Anatomy of a REST call in OutSystems

1. Security Validations: After receiving the REST API Method request, OutSystems executes the security validations according to the settings in REST API properties HTTP Security and Internal Access Only;
2. OnRequest(): OnRequest callback allows you to run logic over the requests after receiving them;
3. OnAuthentication(): OnAuthentication callback allows you to add basic authentication or custom authentication to requests;
4. Parameters Deserialization and Validation: Deserialization of the input parameters and validation of the data types, mandatory values, etc;
5. Execute Method: Executes the action that implements the REST API Method;
6. Parameters Serialization: Serialization of the output parameters to return in the response;
7. OnResponse(): OnResponse callback allows you to run logic over the responses before sending them. It is always executed, even in an error situation.

Step 1 - Take control over the OutSystems exception handling

OutSystems uses the following HTTP status codes when working with exposed REST API methods.

This should be enough for our needs, but we do want to take a step further and present a nice rich error detail response and also be in total control when to raise the exception.

The default exception for REST is represented by:

{

    "Errors": [

        "The 'Id' URL parameter is missing in the request.",

        "The request body is missing."

    ],

    "StatusCode": 400

}

But we want to add some richness to it, something like: 

{"HTTPStatus": {

    "HTTPCode": 404,

    "developerMessage": "Not Found",

    "userMessage": "The server can not find the requested resource.
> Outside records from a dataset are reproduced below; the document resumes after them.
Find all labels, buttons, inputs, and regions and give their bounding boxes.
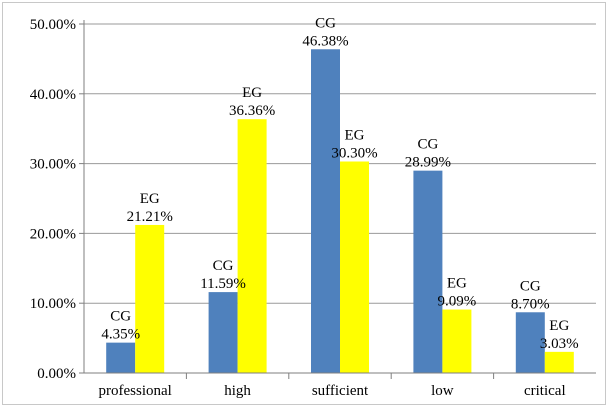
data-label-series: EG — [549, 318, 569, 334]
data-label-series: EG — [140, 191, 160, 207]
data-label-series: EG — [447, 276, 467, 292]
x-tick-labels: professional high sufficient low critical — [99, 383, 566, 399]
bar-cg — [106, 342, 136, 373]
data-label-value: 11.59% — [200, 276, 246, 292]
data-label-series: CG — [520, 278, 541, 294]
data-label-value: 36.36% — [229, 103, 275, 119]
y-tick-label: 40.00% — [30, 87, 76, 103]
y-tick-label: 10.00% — [30, 296, 76, 312]
data-label-series: EG — [345, 128, 365, 144]
data-label-series: EG — [242, 85, 262, 101]
y-tick-label: 0.00% — [37, 366, 76, 382]
bar-eg — [135, 224, 165, 373]
x-tick-label: low — [431, 383, 454, 399]
data-label-value: 28.99% — [405, 155, 451, 171]
data-label-series: CG — [315, 15, 336, 31]
data-label-series: CG — [417, 137, 438, 153]
bars — [106, 49, 574, 373]
x-tick-label: high — [224, 383, 251, 399]
data-label-value: 3.03% — [540, 336, 579, 352]
data-label-value: 9.09% — [438, 294, 477, 310]
data-labels: CG 4.35% EG 21.21% CG 11.59% EG 36.36% CG 46.38% E… — [101, 15, 578, 352]
data-label-value: 21.21% — [127, 209, 173, 225]
y-tick-label: 30.00% — [30, 157, 76, 173]
bar-eg — [544, 351, 574, 373]
bar-cg — [208, 292, 238, 373]
bar-eg — [340, 161, 369, 373]
data-label-series: CG — [213, 258, 234, 274]
bar-cg — [413, 170, 443, 373]
data-label-value: 30.30% — [331, 146, 377, 162]
x-tick-label: critical — [524, 383, 566, 399]
x-tick-label: sufficient — [312, 383, 369, 399]
y-tick-label: 50.00% — [30, 17, 76, 33]
bar-eg — [237, 119, 267, 373]
y-tick-label: 20.00% — [30, 226, 76, 242]
axes — [79, 20, 596, 379]
data-label-series: CG — [110, 309, 131, 325]
bar-eg — [442, 309, 472, 373]
y-tick-labels: 0.00% 10.00% 20.00% 30.00% 40.00% 50.00% — [30, 17, 76, 382]
chart-frame — [2, 2, 606, 405]
x-tick-label: professional — [99, 383, 172, 399]
bar-cg — [311, 49, 340, 373]
bar-cg — [515, 312, 545, 373]
data-label-value: 8.70% — [511, 296, 550, 312]
data-label-value: 46.38% — [302, 33, 348, 49]
data-label-value: 4.35% — [101, 327, 140, 343]
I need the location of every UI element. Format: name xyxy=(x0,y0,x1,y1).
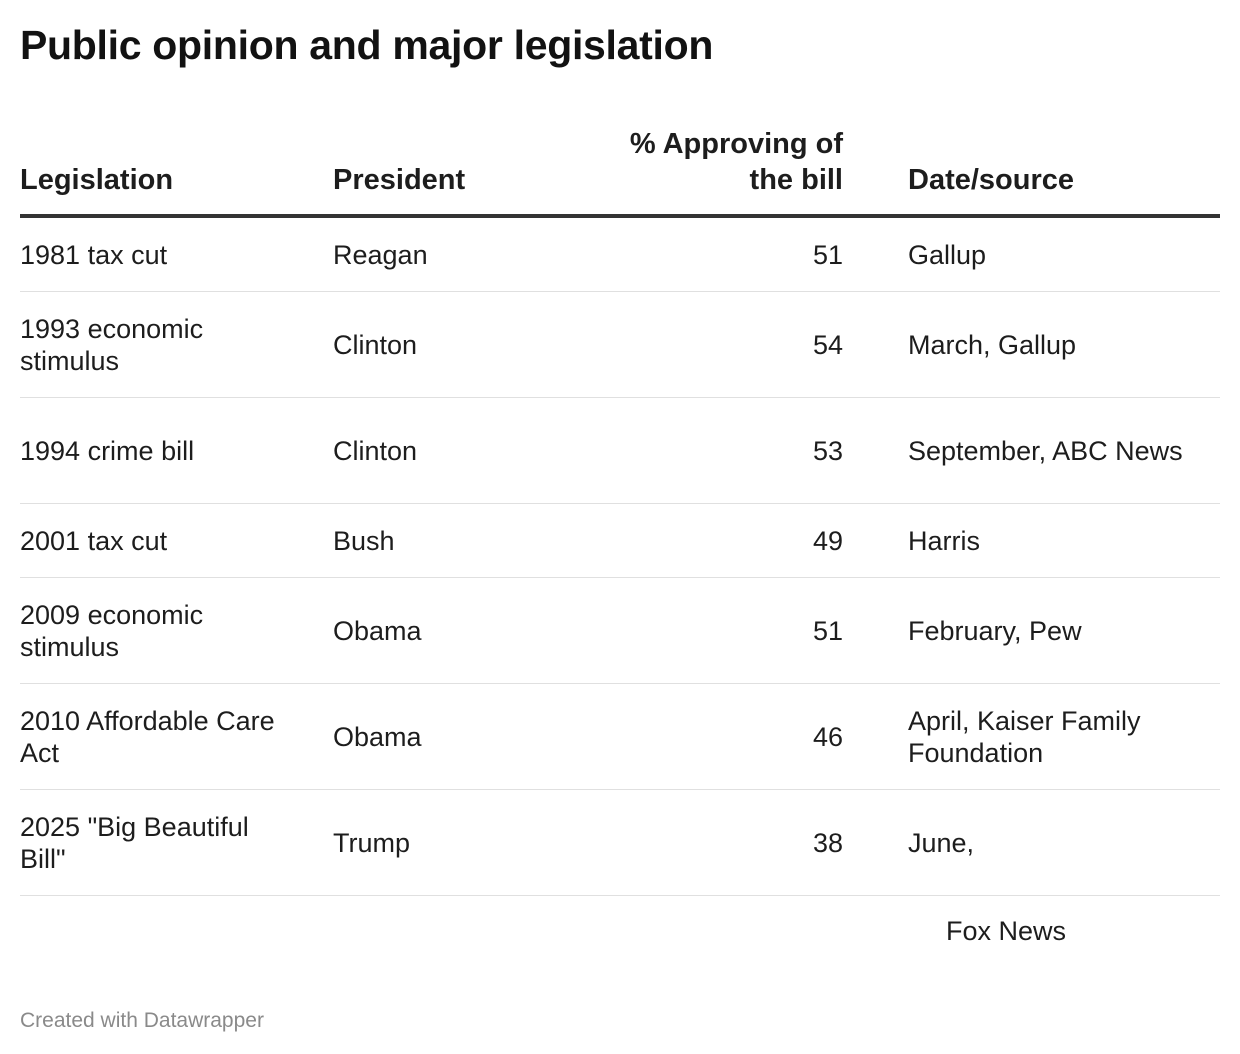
table-row: 2009 economic stimulus Obama 51 February, P… xyxy=(20,577,1220,684)
cell-approval: 51 xyxy=(600,216,881,292)
table-body: 1981 tax cut Reagan 51 Gallup 1993 economic … xyxy=(20,216,1220,896)
cell-approval: 46 xyxy=(600,683,881,790)
table-row: 2025 "Big Beautiful Bill" Trump 38 June, xyxy=(20,789,1220,896)
cell-president: Clinton xyxy=(333,397,600,504)
cell-president: Reagan xyxy=(333,216,600,292)
cell-legislation: 1993 economic stimulus xyxy=(20,291,333,398)
cell-source: March, Gallup xyxy=(881,291,1220,398)
column-header-source[interactable]: Date/source xyxy=(881,118,1220,218)
chart-title: Public opinion and major legislation xyxy=(20,22,714,68)
column-header-approval-label: % Approving of the bill xyxy=(629,128,843,196)
table-row: 1994 crime bill Clinton 53 September, ABC N… xyxy=(20,397,1220,504)
column-header-president[interactable]: President xyxy=(333,118,600,218)
cell-approval: 49 xyxy=(600,503,881,578)
cell-legislation: 2001 tax cut xyxy=(20,503,333,578)
table-row: 2001 tax cut Bush 49 Harris xyxy=(20,503,1220,578)
column-header-legislation[interactable]: Legislation xyxy=(20,118,333,218)
cell-president: Obama xyxy=(333,577,600,684)
cell-source: June, xyxy=(881,789,1220,896)
table-row: 1981 tax cut Reagan 51 Gallup xyxy=(20,216,1220,292)
table-row: 1993 economic stimulus Clinton 54 March, Ga… xyxy=(20,291,1220,398)
cell-legislation: 2025 "Big Beautiful Bill" xyxy=(20,789,333,896)
cell-source: February, Pew xyxy=(881,577,1220,684)
column-header-approval[interactable]: % Approving of the bill xyxy=(600,118,881,218)
cell-approval: 54 xyxy=(600,291,881,398)
cell-source: April, Kaiser Family Foundation xyxy=(881,683,1220,790)
cell-source: September, ABC News xyxy=(881,397,1220,504)
legislation-table: Legislation President % Approving of the… xyxy=(20,118,1220,896)
cell-source: Gallup xyxy=(881,216,1220,292)
cell-president: Bush xyxy=(333,503,600,578)
cell-legislation: 1994 crime bill xyxy=(20,397,333,504)
cell-approval: 53 xyxy=(600,397,881,504)
cell-source: Harris xyxy=(881,503,1220,578)
source-continuation: Fox News xyxy=(946,916,1067,946)
datawrapper-credit: Created with Datawrapper xyxy=(20,1009,264,1032)
cell-president: Obama xyxy=(333,683,600,790)
cell-legislation: 1981 tax cut xyxy=(20,216,333,292)
table-row: 2010 Affordable Care Act Obama 46 April, Ka… xyxy=(20,683,1220,790)
cell-legislation: 2009 economic stimulus xyxy=(20,577,333,684)
cell-approval: 51 xyxy=(600,577,881,684)
cell-legislation: 2010 Affordable Care Act xyxy=(20,683,333,790)
cell-approval: 38 xyxy=(600,789,881,896)
table-header-row: Legislation President % Approving of the… xyxy=(20,118,1220,218)
cell-president: Trump xyxy=(333,789,600,896)
cell-president: Clinton xyxy=(333,291,600,398)
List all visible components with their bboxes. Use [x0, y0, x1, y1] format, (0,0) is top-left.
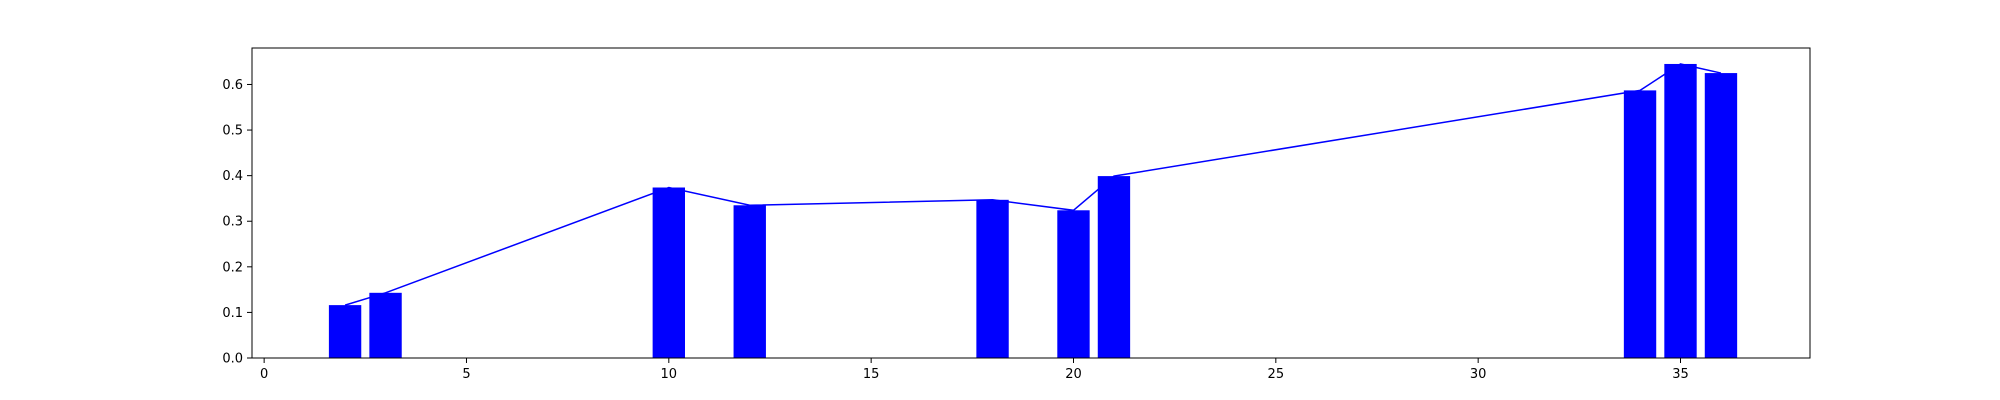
y-tick-label-0.0: 0.0 [222, 352, 243, 367]
bar-2 [328, 305, 362, 358]
bar-12 [733, 205, 766, 358]
bar-20 [1057, 210, 1090, 358]
line-layer [344, 63, 1722, 306]
y-tick-label-0.6: 0.6 [222, 78, 243, 93]
series-line [344, 63, 1722, 306]
x-tick-label-5: 5 [462, 367, 470, 382]
plot-frame [251, 47, 1811, 359]
y-tick-label-0.3: 0.3 [222, 215, 243, 230]
y-tick-label-0.5: 0.5 [222, 124, 243, 139]
bar-35 [1664, 63, 1697, 359]
y-tick-label-0.1: 0.1 [222, 306, 243, 321]
bar-3 [369, 292, 402, 358]
bar-18 [976, 199, 1009, 358]
x-tick-label-0: 0 [260, 367, 268, 382]
x-tick-label-20: 20 [1065, 367, 1082, 382]
x-axis: 0 5 10 15 20 25 30 35 [260, 358, 1689, 382]
bar-34 [1623, 90, 1657, 359]
y-tick-label-0.2: 0.2 [222, 260, 243, 275]
x-tick-label-15: 15 [863, 367, 880, 382]
x-tick-label-30: 30 [1470, 367, 1487, 382]
bar-21 [1097, 176, 1131, 358]
x-tick-label-35: 35 [1672, 367, 1689, 382]
x-tick-label-10: 10 [661, 367, 678, 382]
y-tick-label-0.4: 0.4 [222, 169, 243, 184]
bar-10 [652, 187, 685, 358]
bar-36 [1704, 73, 1738, 358]
x-tick-label-25: 25 [1268, 367, 1285, 382]
bars-layer [328, 63, 1738, 359]
y-axis: 0.0 0.1 0.2 0.3 0.4 0.5 0.6 [222, 78, 252, 367]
In the browser, this means the URL is not recognized. In an API, this can also mean that the endpoint is valid but the resource itself does not exist. Servers may also send this response instead of 403 to hide the existence of a resource from an unauthorized client. This response code is probably the most famous one due to its frequent occurrence on the web.",

    "errorCode": "404",

    "moreInfo": "For more information please visit https://en.wikipedia.org/wiki/List_of_HTTP_status_codes"

  }
}
}

So, we start by creating this structure, including it on our API response and a user exception, in our case REST.

After this, let's create a generic method to raise the exception. (please note that the odd display of the flow is just to make it look better on a document)

Step 2 - Implement the exceptions

So let's walk through the exception implementation.

Authentication

The first thing to run is the authentication check. Whatever authentication method you're using, just raise the appropriate exception if it fails. Note the exception is raised by the generic method created above.

From this point on you just need to replicate the same concept for Authorization, Request format and the exceptions coming from the implementation itself.

Authorization

Request Validation

Inside the implementation

Here is where you surface the exceptions coming from the implementation into the API itself.

I went a bit overboard with this by actually translating the exceptions coming from the implementation into API exceptions.

This is done by catching all exceptions on the public actions of the implementation, identifying them, and re-raising them as REST user exceptions from this module.

Step 3 - Customize the Response

Create a generic action to handle the customized response.

The following may look a bit complex but it is actually straightforward:

• Check if the response is an exception or a normal response
• If normal response just let the request go forward
• In the example, a simple Deserialize works fine but your mileage may vary
• Check if the exception is a standard exception or a rich exception
• If standard then parse it into a rich exception
• Parse the rich exception into JSON
• Send the JSON back to the client

Playing with the Example

 You can try it out here.

 Or use a few simple HTTP requests:

• Normal request, 200 OK
• Simulate a 400 bad request
• Simulate a 401 Unauthorized
• Simulate a 403 Forbidden
• Simulate a 404 Not Found
• Simulate a 500 Internal Error

Get the Component  

I’ve published the component in the OutSystems Forge.

Give it a try, and go create those APIs.